Chinese investors have been encouraged to explore the potential of processing cashews, rice and rubber for export to Chinese and international markets. The endeavour aims to achieve higher added value and mutual economic and political benefits, according to the Ministry of Agriculture, Forestry and Fisheries.

Agriculture minister Dith Tina made the remarks during a December 5 meeting with Fang Chunming, vice-chairman of the Standing Committee of the People’s Congress of Guangxi Zhuang Autonomous Region, at the ministry headquarters in Phnom Penh. 

Tina advocated for strengthened cooperation between the two countries, emphasising the importance of mutual respect for shared benefits.

He highlighted the recently designated Fish and Rice Corridor within the fourth economic pole in the provinces of Pursat, Battambang, Banteay Meanchey and Pailin, which are rich in agricultural potential, including crops, rice and fisheries resources. 

Both parties agreed to enhance agro-trade cooperation between Cambodia and Guangxi and are keen on signing a memorandum of understanding (MoU) soon.
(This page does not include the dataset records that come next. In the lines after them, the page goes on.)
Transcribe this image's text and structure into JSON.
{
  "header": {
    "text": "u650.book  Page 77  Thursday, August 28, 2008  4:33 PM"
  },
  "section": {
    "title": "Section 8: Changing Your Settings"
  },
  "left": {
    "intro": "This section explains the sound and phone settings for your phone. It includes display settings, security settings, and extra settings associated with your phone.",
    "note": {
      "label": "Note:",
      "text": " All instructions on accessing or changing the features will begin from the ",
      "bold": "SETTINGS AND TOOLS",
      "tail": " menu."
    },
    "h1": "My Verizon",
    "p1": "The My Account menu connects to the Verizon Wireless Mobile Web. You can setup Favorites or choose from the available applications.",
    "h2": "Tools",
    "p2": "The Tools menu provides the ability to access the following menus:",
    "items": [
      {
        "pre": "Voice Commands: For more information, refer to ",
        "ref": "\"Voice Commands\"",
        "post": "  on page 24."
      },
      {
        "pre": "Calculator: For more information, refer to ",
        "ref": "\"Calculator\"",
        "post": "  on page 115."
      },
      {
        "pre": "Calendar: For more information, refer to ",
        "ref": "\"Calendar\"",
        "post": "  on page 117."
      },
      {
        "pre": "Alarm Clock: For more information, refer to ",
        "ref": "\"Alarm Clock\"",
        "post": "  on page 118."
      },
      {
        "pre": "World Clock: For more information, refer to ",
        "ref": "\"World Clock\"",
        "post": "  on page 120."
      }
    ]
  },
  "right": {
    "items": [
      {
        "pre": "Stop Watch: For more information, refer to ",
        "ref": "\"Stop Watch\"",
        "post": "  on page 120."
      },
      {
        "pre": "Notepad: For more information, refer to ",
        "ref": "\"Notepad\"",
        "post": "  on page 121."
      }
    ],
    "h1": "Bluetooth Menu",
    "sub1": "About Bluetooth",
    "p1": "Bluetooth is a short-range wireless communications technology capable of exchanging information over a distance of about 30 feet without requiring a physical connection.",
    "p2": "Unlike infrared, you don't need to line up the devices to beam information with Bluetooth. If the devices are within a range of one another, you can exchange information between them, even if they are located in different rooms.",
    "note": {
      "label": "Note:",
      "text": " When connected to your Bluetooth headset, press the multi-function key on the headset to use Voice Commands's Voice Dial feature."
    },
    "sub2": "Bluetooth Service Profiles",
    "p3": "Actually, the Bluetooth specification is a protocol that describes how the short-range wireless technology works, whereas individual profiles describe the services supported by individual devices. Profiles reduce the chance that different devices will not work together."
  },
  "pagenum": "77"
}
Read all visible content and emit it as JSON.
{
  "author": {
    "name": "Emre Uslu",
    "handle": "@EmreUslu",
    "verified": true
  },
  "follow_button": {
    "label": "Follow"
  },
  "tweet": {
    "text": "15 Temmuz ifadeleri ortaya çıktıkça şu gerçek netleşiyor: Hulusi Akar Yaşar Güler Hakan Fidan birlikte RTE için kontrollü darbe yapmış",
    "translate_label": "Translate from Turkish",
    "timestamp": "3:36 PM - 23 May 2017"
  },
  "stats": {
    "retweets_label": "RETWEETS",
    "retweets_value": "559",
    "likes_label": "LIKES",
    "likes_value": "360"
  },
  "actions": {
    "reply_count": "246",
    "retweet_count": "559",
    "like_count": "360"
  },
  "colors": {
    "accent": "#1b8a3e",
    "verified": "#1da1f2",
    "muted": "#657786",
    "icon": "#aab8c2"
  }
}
“We are open and always ready to welcome Chinese investors interested in processing high-quality agricultural products for export. This will benefit farmers, investors and the economic growth of both countries,” he stated.

In a separate meeting on the same day with an economic and trade delegation from Jilin – the northeastern Chinese province bordering North Korea and Russia – the Chinese side expressed interest in investing in the cultivation of plants for traditional medicine and exporting certain animals for medicinal purposes to Chinese markets. 

Tina stated that while the ministry does not oppose such cultivation, it prohibits the growth of plants containing or capable of producing addictive substances. 

“We have no policy to grant land concessions for investment in growing medicinal plants,” he explained.

“Investors can explore options like buying land or leasing it from a company with land concessions. Alternatively, they can engage in contract farming with local farmers and agree on mutually acceptable prices for their produce,” he added.

Tina also noted that the improvement in Cambodian-Chinese governmental relations has spurred increased interest in the Kingdom from Chinese investors and tourists. 

“I have noticed that Chinese investors in Cambodia are primarily interested in sectors like infrastructure construction, textiles, agro-processing and agro-industry, mineral resources and electronic components,” Tina said

“We are now seeing a surge in interest from Chinese companies in the agro-processing industry in Cambodia post-Covid-19,” he added.

Lim Heng, vice-president of the Cambodia Chamber of Commerce (CCC), noted that the interest and number of Chinese investors in the country have been steadily growing. 

He highlighted that the Kingdom’s trade agreements and preferential tariffs with China and other countries have been instrumental in this increase.

In the first nine months of 2023, Chinese investments topped the list, accounting for over 76 per cent of total investments, while domestic investments ranked second, according to the Council for the Development of Cambodia (CDC).